САМОВАР-ТО УЖ КИПИТ. После осмотра Кенозера новый знакомый за скромную мзду на моторке перебросил нас на самую юго-западную оконечность озера, уже к вечеру. В Вершинино мы купили хлеба — больше купить было совершенно нечего, все по карточкам; и еще немного копченой рыбы у хозяйки, где ночевали. Солнце садилось в озеро на северо-западе и мы видели горизонт, соскучились по нему в лесах. Нам предстояло пересечь границу Архангельской области, где мы были, и Карелии, чтобы двигаться дальше в сторону Пудожа. Можно ли пройти, известно нам не было, никто не знал, что там за границей; когда-то, еще до войны ходили по старой дороге; деревни в этом краю начали прореживаться в коллективизацию. Но расстояние было на один недлинный дневной переход, готовы были и ночевать. Переход выдался трудный. Было сыро, душно, потно и очень комарино, под сапогами хлюпало. После некомфортного перекуса вошли в полосу сплошного сухого кустарника и буквально ломились сквозь него, держа направление в общем по компасу. Пару километров мы шли больше двух часов; впереди всё казался просвет. И вот опушка, зарастающие поля — открытое место, свежий ветер сдул комаров и нас освежил. Деревушка, дымок, нам приветливо машет женщина. Встретила словами про самовар. «Слышу, давно уж слышу, как вы ломитесь, медведь-то не так ходит. Да кто б ни был, надобно чаю. Оттудова никто никогда и не хаживал». И еще нам достались корки от вчерашнего рыбника (тесто, в котором запекается целая рыбина), очень вкусные. Это и была Карелия.
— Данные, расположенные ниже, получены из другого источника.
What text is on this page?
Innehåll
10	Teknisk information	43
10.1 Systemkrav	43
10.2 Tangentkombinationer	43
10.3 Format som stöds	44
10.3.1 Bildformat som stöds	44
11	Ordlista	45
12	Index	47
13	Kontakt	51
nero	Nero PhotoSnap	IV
РАЗГОВОРЫ В БЕЛОЗЕРСКОМ КРЕМЛЕ. После больших пеших этапов мы двигались по воде по Волго-Балту. Ночевали в Девятинах и в Горицах в комнатах отдыха пассажиров очень дешево, в Белозерске пришлось в гостинице. Сиживали на валу кремля, одного из первых в будущей России. Подходил молодой мужик — я думал, стрельнуть сигарет, — нет, просто поговорить. Он был из КПЗ (камера предварительного заключения) выпущен (неофициально) на сенокос в городских угодьях. Посажен был за то, что зарубил топором изменщицу-жену, застав ее в своем доме с любовником. Ему обещали лет 12. Признаков печали, тоски и раскаяния он не обнаруживал: «А что еще я должен был сделать?» Беседовали и со старушкой, чистой и светлой, в этот день радостной от многих удач. От умершего соседа ей досталась в давно оговоренное наследство большая поленница дров, года на два. А еще ей вовремя дали пенсию, а в магазине по карточкам давали сливочное масло, и ей досталось. Должны были дать 200 (двести) граммов (на месяц — отоваривали далеко не всегда), а дальняя родственница продавщица отпустила 300 граммов. Пенсия у нее была 12 рублей.
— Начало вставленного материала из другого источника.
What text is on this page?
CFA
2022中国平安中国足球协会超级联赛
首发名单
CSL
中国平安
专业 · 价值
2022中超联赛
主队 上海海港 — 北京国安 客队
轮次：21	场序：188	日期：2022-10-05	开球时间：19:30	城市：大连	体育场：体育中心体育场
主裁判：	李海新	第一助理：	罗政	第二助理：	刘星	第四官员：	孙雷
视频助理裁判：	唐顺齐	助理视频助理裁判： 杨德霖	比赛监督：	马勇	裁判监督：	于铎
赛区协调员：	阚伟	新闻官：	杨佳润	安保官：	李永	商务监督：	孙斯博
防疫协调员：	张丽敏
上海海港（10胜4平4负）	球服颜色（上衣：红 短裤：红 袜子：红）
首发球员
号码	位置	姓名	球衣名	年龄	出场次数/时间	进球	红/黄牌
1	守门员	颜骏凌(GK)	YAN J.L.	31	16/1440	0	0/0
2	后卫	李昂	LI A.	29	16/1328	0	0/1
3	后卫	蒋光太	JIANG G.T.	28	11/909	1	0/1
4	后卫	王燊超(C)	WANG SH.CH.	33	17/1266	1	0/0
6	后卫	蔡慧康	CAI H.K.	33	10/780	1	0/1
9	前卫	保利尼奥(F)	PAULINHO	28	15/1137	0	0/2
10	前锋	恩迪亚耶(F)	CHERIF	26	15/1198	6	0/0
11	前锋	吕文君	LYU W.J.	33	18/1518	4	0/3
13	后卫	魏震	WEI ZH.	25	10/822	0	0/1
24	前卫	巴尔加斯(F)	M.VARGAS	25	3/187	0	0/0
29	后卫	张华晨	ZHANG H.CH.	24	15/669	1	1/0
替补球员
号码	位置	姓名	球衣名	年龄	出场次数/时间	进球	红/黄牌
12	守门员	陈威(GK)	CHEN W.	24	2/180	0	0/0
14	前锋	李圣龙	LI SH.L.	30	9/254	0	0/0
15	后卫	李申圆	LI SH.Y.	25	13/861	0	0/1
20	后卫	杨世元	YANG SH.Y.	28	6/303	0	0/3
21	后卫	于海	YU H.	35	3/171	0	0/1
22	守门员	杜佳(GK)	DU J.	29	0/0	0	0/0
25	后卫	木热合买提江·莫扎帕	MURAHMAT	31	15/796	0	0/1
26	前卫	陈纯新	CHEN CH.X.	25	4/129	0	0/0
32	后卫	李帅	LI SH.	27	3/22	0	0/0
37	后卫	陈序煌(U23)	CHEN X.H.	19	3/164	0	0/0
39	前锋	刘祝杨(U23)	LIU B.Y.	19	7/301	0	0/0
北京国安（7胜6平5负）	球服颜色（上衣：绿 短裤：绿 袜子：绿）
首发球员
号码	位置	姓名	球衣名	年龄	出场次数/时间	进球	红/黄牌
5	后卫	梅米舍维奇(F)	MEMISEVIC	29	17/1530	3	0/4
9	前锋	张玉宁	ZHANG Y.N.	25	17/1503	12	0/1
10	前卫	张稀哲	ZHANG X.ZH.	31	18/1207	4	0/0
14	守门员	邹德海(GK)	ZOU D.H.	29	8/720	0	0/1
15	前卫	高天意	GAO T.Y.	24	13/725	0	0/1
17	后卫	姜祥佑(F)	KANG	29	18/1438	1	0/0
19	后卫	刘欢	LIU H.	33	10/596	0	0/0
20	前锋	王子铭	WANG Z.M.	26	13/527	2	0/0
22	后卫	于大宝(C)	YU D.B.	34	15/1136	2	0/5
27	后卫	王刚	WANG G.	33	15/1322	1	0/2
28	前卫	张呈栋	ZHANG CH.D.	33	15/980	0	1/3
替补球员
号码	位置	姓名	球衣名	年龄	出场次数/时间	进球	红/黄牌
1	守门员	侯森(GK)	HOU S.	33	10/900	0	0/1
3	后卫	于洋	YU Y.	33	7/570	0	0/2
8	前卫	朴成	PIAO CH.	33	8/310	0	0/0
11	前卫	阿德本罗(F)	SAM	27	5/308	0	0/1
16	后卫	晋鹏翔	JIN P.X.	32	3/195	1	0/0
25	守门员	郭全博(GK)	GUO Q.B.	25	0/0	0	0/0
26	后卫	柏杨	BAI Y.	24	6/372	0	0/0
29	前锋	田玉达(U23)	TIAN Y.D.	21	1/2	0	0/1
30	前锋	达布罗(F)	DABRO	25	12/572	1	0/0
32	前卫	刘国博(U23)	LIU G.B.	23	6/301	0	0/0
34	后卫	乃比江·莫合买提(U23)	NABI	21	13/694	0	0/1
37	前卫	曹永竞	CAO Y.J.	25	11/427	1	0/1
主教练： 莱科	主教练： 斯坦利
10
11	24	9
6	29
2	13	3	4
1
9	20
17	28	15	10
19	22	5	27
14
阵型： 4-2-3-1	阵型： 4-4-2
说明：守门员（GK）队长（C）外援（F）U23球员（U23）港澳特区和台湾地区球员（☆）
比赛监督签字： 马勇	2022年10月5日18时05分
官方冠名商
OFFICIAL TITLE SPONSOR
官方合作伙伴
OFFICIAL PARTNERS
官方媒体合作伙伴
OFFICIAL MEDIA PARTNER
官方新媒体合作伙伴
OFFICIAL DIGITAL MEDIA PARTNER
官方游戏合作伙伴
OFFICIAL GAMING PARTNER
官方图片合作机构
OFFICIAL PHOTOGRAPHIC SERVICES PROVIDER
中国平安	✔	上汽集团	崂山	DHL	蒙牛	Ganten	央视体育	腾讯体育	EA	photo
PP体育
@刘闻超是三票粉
1986. ХОРОШО БЫ СОВЕТСКУЮ ВЛАСТЬ НА ПОЛЧАСА ОТКЛЮЧИТЬ… Разрабатывая методики составления карт «агропромышленного комплекса СССР» (был такой, его некогда возглавлял Горбачев), собирал в Баку в республиканском министерстве сельского хозяйства данные, переписывая их из одних таблиц в другие от руки. В какой-то момент начальственный азербайджанец произнес эту фразу и в ответ на недоуменный взгляд тихо добавил «мы бы всех армян вырезали».

1987. ЗАПАХ МЕСТА. Путешествовал с приятельницей по Литве, побыли и в прекрасной Игналине (национальный парк). Карты нам дали в конторе, даже показали тайный брод через межозерный пролив (обход-объезд — 12 км), важный для этого расчлененно-озерного края. Много ходили. Вечером обсуждали пройденные места, я рисовал границы на карте. Моя спутница точно помнила, как и где именно менялся запах мест, но не могла его описать. Визуальное и обонятельное членение местности совпадали.
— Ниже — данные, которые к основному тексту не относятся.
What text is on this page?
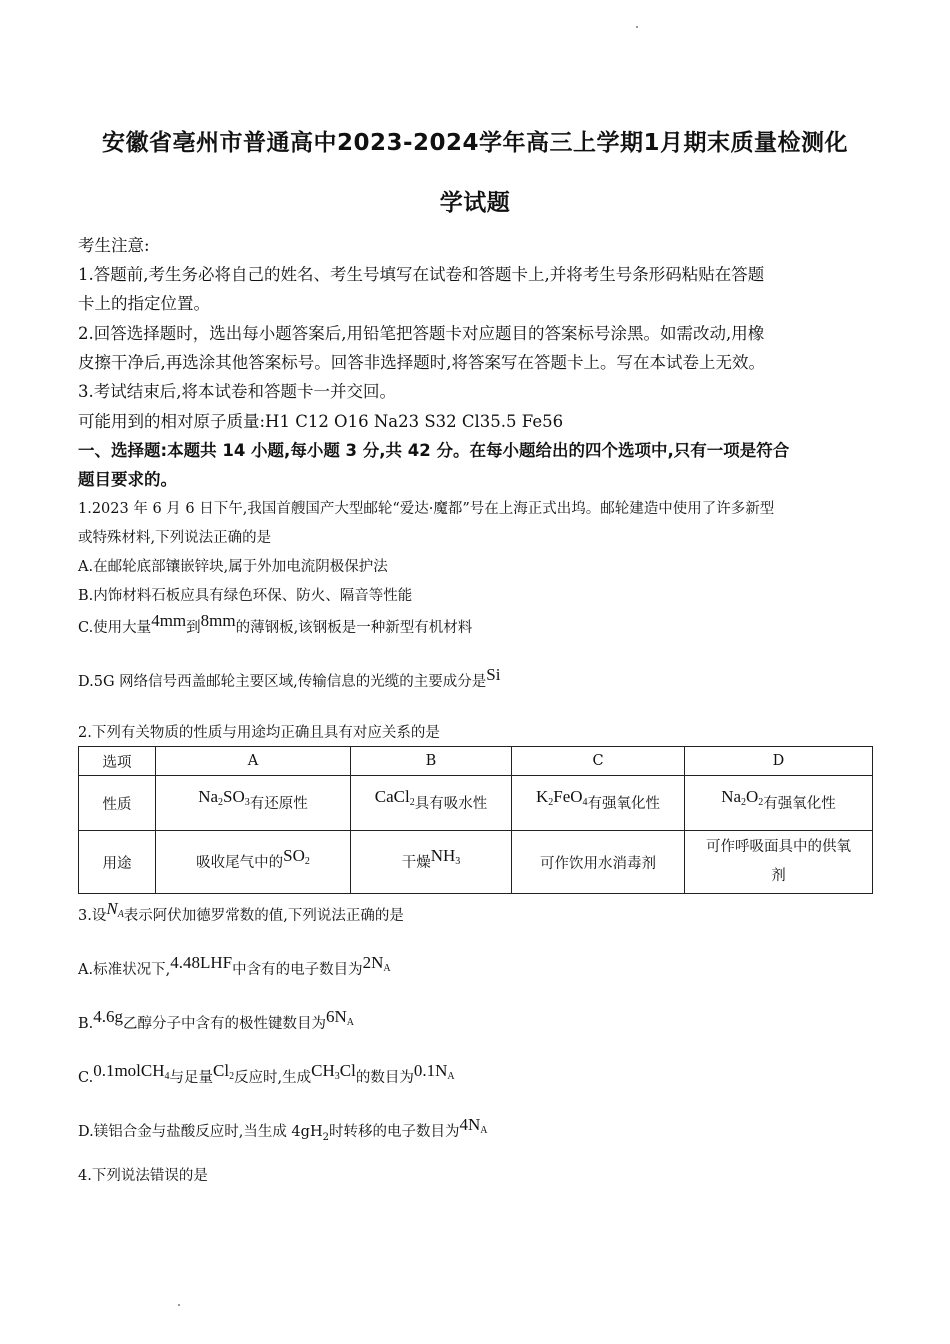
安徽省亳州市普通高中2023-2024学年高三上学期1月期末质量检测化
学试题
考生注意:
1.答题前,考生务必将自己的姓名、考生号填写在试卷和答题卡上,并将考生号条形码粘贴在答题
卡上的指定位置。
2.回答选择题时，选出每小题答案后,用铅笔把答题卡对应题目的答案标号涂黑。如需改动,用橡
皮擦干净后,再选涂其他答案标号。回答非选择题时,将答案写在答题卡上。写在本试卷上无效。
3.考试结束后,将本试卷和答题卡一并交回。
可能用到的相对原子质量:H1 C12 O16 Na23 S32 Cl35.5 Fe56
一、选择题:本题共 14 小题,每小题 3 分,共 42 分。在每小题给出的四个选项中,只有一项是符合
题目要求的。
1.2023 年 6 月 6 日下午,我国首艘国产大型邮轮“爱达·魔都”号在上海正式出坞。邮轮建造中使用了许多新型
或特殊材料,下列说法正确的是
A.在邮轮底部镶嵌锌块,属于外加电流阴极保护法
B.内饰材料石板应具有绿色环保、防火、隔音等性能
C.使用大量4mm到8mm的薄钢板,该钢板是一种新型有机材料
D.5G 网络信号西盖邮轮主要区域,传输信息的光缆的主要成分是Si
2.下列有关物质的性质与用途均正确且具有对应关系的是
选项	A	B	C	D
性质	$Na_2SO_3$有还原性	CaCl$_2$具有吸水性	$K_2FeO_4$有强氧化性	$Na_2O_2$有强氧化性
用途	吸收尾气中的$SO_2$	干燥$NH_3$	可作饮用水消毒剂	可作呼吸面具中的供氧
剂
3.设$N_A$表示阿伏加德罗常数的值,下列说法正确的是
A.标准状况下,4.48LHF中含有的电子数目为$2N_A$
B.4.6g乙醇分子中含有的极性键数目为$6N_A$
C.0.1molCH$_4$与足量$Cl_2$反应时,生成$CH_3Cl$的数目为$0.1N_A$
D.镁铝合金与盐酸反应时,当生成 $4gH_2$时转移的电子数目为$4N_A$
4.下列说法错误的是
НОЧЬ. Путешествуя по Литве, мы уже поздно вечером прибыли в Палангу. Ночлега не было, палатку ставить было негде. Одна из спутниц на хорошем литовском языке (была двуязычна) попросила разрешения расстелить наши спальные мешки на веранде домика у самого моря. В домике света не было — хозяева легли спать рано. Светила луна с лунной дорожкой. Играли слабые волны, плеск был музыкой. Мы молчали. Как же мы спали… Рано утром я кинулся в холодную и такую свежую воду.

1988. Путешествие с будущей женой (тогда мы этого не знали) по Эстонии

ПО ДРУГУЮ СТОРОНУ ПРИЛАВКА. Летом мы были в Нарва-Ыйесуу, с девушкой (будущая жена) приморском курорте в устье реки Нарва в восточной Эстонии. Жили скромно — нам еще предстоял Лахемааский национальный парк и Таллинн (тогда он писал с одной «н»). Грибов было много — а денег мало. На крошечном рыночке грибы неплохо шли. И я решил после обильного сбора — нам все равно столько негде было приготовить — продать их. То были крепкие маслята, немного лисичек. Без смущения разложил грибы по кучкам и стал ждать покупателей. Постепенно они шли, и небольшие деньги капали. Быстро я уловил в себе что-то новое — нет, не жадность. Ощутил новую категоризацию публики — я стал сразу спонтанно группировать всех проходящих, выделяя тех кто подойдет, а среди них именно тех, кто купит грибы. Торг принес нам 12 советских рублей, это на нынешние деньги (2019) 2500-3000 рублей. Было весьма кстати. И в Лахемаа повезло — в обмен на мой обещанный интересный доклад (потом вполне одобрили) нам дали даром 3 дня пожить в простом, но удобном и изящном кемпинге в Вийтна. Пока я готовил доклад, моя спутница собирала чернику, вернулась точно по времени и месту, вошла на территорию базы с полным котелком ягоды, поглядывая на местность вокруг, на карту и в компас.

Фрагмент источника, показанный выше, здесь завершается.